Revenue recognition Methodology accepted by Revenue must remain unchanged across years until and unless modified in Initial year: ITAT [Read Order]

The method of recognizing the revenue adopted by the assessee and accepted by the revenue cannot be changed in the earlier and later years until and unless modified in initial year
ITAT - ITAT Ahmedabad - Revenue Recognition Methodology - Income Tax - taxscan

In a recent ruling, the Ahmedabad bench of the Income Tax Appellate Tribunal ( ITAT ) emphasized the principle of consistency in revenue recognition methodologies across fiscal years unless modified in the initial year.

The ITAT bench observed that “once a method of recognizing the revenue adopted by the assessee and accepted by the revenue in the earlier and later years, the same cannot be disturbed for the intervening year i.e. the year in dispute until and unless initial year is made subject to the modification.”

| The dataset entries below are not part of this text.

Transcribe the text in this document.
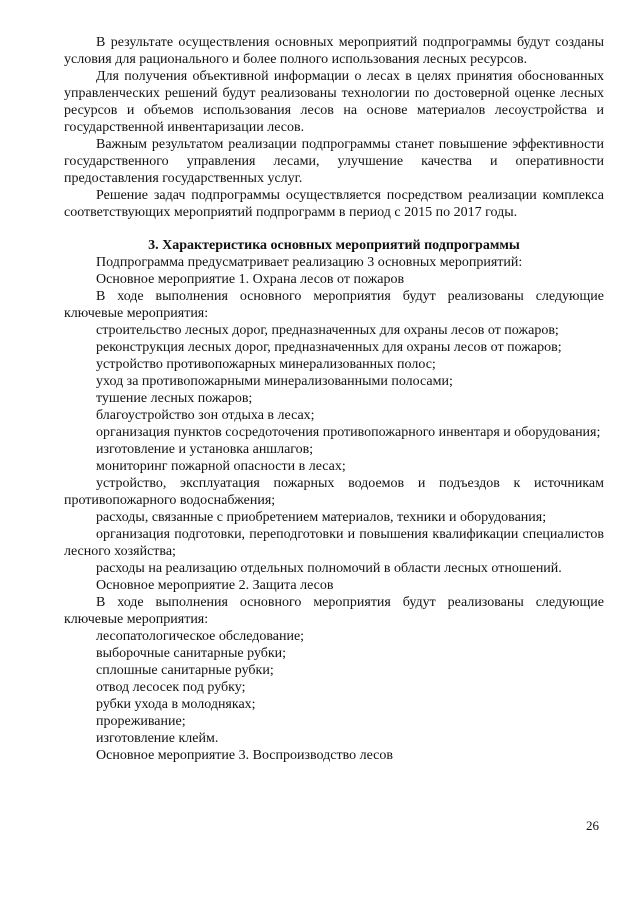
В результате осуществления основных мероприятий подпрограммы будут созданы условия для рационального и более полного использования лесных ресурсов.

Для получения объективной информации о лесах в целях принятия обоснованных управленческих решений будут реализованы технологии по достоверной оценке лесных ресурсов и объемов использования лесов на основе материалов лесоустройства и государственной инвентаризации лесов.

Важным результатом реализации подпрограммы станет повышение эффективности государственного управления лесами, улучшение качества и оперативности предоставления государственных услуг.

Решение задач подпрограммы осуществляется посредством реализации комплекса соответствующих мероприятий подпрограмм в период с 2015 по 2017 годы.

3. Характеристика основных мероприятий подпрограммы

Подпрограмма предусматривает реализацию 3 основных мероприятий:

Основное мероприятие 1. Охрана лесов от пожаров

В ходе выполнения основного мероприятия будут реализованы следующие ключевые мероприятия:

строительство лесных дорог, предназначенных для охраны лесов от пожаров;

реконструкция лесных дорог, предназначенных для охраны лесов от пожаров;

устройство противопожарных минерализованных полос;

уход за противопожарными минерализованными полосами;

тушение лесных пожаров;

благоустройство зон отдыха в лесах;

организация пунктов сосредоточения противопожарного инвентаря и оборудования;

изготовление и установка аншлагов;

мониторинг пожарной опасности в лесах;

устройство, эксплуатация пожарных водоемов и подъездов к источникам противопожарного водоснабжения;

расходы, связанные с приобретением материалов, техники и оборудования;

организация подготовки, переподготовки и повышения квалификации специалистов лесного хозяйства;

расходы на реализацию отдельных полномочий в области лесных отношений.

Основное мероприятие 2. Защита лесов

В ходе выполнения основного мероприятия будут реализованы следующие ключевые мероприятия:

лесопатологическое обследование;

выборочные санитарные рубки;

сплошные санитарные рубки;

отвод лесосек под рубку;

рубки ухода в молодняках;

прореживание;

изготовление клейм.

Основное мероприятие 3. Воспроизводство лесов

26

The case involved a private limited company engaged in real estate development, which declared a loss of Rs. (-)25,20,658/- for the relevant year. Upon examination, the Principal Commissioner of Income Tax ( PCIT ) identified discrepancies in the assessment conducted under Section 143(3) of the Income Tax Act, 1961 suggesting that it was prejudicial to revenue interests.

The PCIT noted that the company had reported the sale of property to Mr. Suraj Singh for Rs. 62,50,000/-, with a TDS deduction of only Rs. 62,500/- under Section 194IA. However, the PCIT found that a portion of this sum, Rs. 25,44,000/-, had been declared as income in the preceding fiscal year, resulting in an incorrect claim of TDS credit for the current assessment year.

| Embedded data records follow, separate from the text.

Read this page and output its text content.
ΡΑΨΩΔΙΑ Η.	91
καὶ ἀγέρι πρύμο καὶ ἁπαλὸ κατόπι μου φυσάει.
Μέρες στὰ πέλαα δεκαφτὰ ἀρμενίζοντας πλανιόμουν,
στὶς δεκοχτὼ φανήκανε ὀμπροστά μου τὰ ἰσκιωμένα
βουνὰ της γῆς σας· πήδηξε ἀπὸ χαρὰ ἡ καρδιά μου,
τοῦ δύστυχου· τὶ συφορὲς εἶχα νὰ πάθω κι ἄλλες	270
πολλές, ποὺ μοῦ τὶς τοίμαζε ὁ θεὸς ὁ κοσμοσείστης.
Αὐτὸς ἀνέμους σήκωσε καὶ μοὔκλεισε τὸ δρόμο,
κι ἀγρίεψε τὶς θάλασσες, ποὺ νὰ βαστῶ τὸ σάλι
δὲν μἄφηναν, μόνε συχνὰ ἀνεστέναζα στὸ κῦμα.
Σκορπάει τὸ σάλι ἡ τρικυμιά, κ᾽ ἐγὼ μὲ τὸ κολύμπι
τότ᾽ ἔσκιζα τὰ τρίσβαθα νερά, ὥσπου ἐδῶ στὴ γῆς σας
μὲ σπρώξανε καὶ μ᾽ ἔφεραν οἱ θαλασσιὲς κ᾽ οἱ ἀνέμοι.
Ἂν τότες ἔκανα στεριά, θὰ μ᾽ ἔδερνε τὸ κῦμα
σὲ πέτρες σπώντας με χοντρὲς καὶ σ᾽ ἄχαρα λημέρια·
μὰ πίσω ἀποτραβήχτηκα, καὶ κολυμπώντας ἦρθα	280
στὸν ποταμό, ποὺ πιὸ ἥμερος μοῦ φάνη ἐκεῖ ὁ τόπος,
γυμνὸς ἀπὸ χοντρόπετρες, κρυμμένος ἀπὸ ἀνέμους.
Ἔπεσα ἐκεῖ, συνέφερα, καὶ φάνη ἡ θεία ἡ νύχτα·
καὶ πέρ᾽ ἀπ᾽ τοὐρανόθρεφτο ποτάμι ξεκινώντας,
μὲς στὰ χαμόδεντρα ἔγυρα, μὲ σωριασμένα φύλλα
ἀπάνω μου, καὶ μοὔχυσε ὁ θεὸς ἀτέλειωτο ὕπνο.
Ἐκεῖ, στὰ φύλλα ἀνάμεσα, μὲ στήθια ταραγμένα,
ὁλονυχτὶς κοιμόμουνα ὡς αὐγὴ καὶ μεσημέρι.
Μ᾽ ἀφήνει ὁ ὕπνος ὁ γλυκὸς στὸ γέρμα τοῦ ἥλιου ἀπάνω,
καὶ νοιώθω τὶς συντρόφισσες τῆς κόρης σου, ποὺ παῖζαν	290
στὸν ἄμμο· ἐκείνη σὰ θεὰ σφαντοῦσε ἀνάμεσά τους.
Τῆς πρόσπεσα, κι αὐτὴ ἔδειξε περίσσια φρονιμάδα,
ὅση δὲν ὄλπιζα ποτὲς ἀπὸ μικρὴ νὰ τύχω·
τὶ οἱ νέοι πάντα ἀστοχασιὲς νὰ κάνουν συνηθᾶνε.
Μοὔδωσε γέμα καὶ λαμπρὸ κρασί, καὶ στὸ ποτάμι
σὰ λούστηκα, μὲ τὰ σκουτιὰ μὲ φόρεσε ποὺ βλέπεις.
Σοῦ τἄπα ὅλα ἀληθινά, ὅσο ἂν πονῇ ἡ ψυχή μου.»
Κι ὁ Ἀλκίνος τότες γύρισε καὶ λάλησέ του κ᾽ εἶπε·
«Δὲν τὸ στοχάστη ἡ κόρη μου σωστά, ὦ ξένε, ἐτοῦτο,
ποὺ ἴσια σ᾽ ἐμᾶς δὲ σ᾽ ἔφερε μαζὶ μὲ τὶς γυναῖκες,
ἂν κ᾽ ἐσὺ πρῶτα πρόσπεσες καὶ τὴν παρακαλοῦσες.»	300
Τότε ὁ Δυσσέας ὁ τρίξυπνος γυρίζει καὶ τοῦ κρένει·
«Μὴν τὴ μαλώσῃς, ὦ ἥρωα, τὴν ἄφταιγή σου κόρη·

The counsels for the assessee, Mr. Biren Shah & Mr. G.M. Thakor, submitted that the revenue recognition method had been consistently accepted by tax authorities for the assessment years 2014-15 and 2015-16. They contended that since the entire project was completed in subsequent years without modification by the revenue, there was no error prejudicial to revenue interests warranting revision under Section 263 of the Income Tax Act.

The bench noted that the PCIT acknowledged the validity of TDS claims based on revenue recognition in previous years. Therefore, the absence of TDS credit benefits in earlier years did not disadvantage the revenue, as the claiming of TDS credit was essentially tax-neutral.

Additionally, the bench highlighted that the PCIT’s assertion of error regarding an unsecured loan received by the assessee was not contested during the hearing, as the Assessing Officer did not make any additions concerning this matter in the subsequent order.

Consequently, the two-member bench, comprising Madmitha Roy ( Judicial member ) and Waseem Ahemed ( Accountant member ), concluded that there was no error in the Assessing Officer’s order prejudicial to revenue interests. They ruled that the PCIT’s order was unsustainable, and consequently, partially allowed the grounds of appeal presented by the assessee.